Arthur Rackham - "How at the Castle of Corbin a Maiden Bare in the Sangreal and Foretold the Achievements of Galahad," Wikimedia Commons

Arthur Rackham – “How at the Castle of Corbin a Maiden Bare in the Sangreal and Foretold the Achievements of Galahad,” Wikimedia Commons

We’re all grail hunters. It doesn’t matter what religion, if any, you claim. We want to find that grail. If I was as rich as Donald Trump I wouldn’t bother with the presidency. I’d spend all day on Atlas Obscura. A friend recently sent me one of their stories, “6 Stops on the Hunt for the Holy Grail” by Meg Neal. As the story points out, the grail may not be real, but many places claim it. We want it not because it’s real, but because it’s magical. Midas’ touch without the consequences.
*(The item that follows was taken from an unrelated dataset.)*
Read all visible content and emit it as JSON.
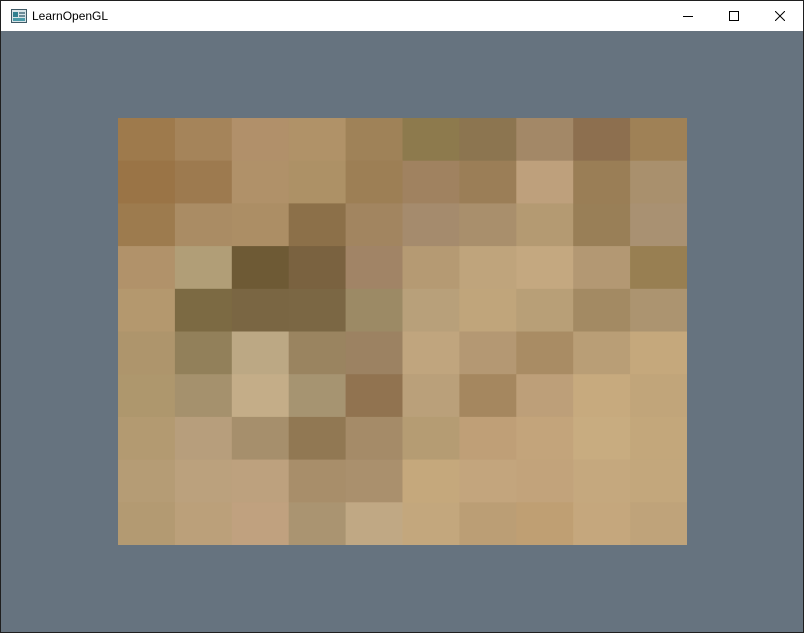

Blessings in this life and bliss hereafter. You can have it all.

Nobody knows where the legend of the holy grail begins. One thing’s for certain: it’s not the Bible. The Gospels merely state that at the “last supper” (not a biblical phrase) Jesus took the cup. That definite article implies a certain cup, not just any cup. While speculation has it that this meal was a Passover seder we can’t be sure even of that. If it were that wouldn’t tell us much about this cup in any case. Since the tale is especially prevalent in Celtic lore (many grail sites are in regions loaded with Gaelic influence) some have suggested that the story comes not from ancient Palestine, but from Hibernian traditions of the caldron. This would send seekers back to the mythology of Bran and his life-giving cauldron. In other words, it would share some roots with a modern kind of grail—that of Harry Potter fame. Bran, I once argued in an academic paper, has echoes of some ancient eastern tales. Scholars, of course, are not convinced.

The grail doesn’t come into prominence until the Arthurian legend. Arthur seems to have been an historical person, but facts about him are as rare as they are about Jesus. How he came to be associated with the grail is anybody’s guess. Both Arthur and the grail share a place in Celtic legend and it is perhaps here that the two were brought together. A more crass form of the cauldron is the pot of gold associated with leprechauns—those Gaelic sprites. The grail represents our wishes fulfilled. It’s seldom the spiritual journey that’s sometimes portrayed. The grail represents power. If Indiana Jones has taught us anything it’s that where there’s power, there’s also abuse of power. Then again, we don’t need fiction to know the truth of that.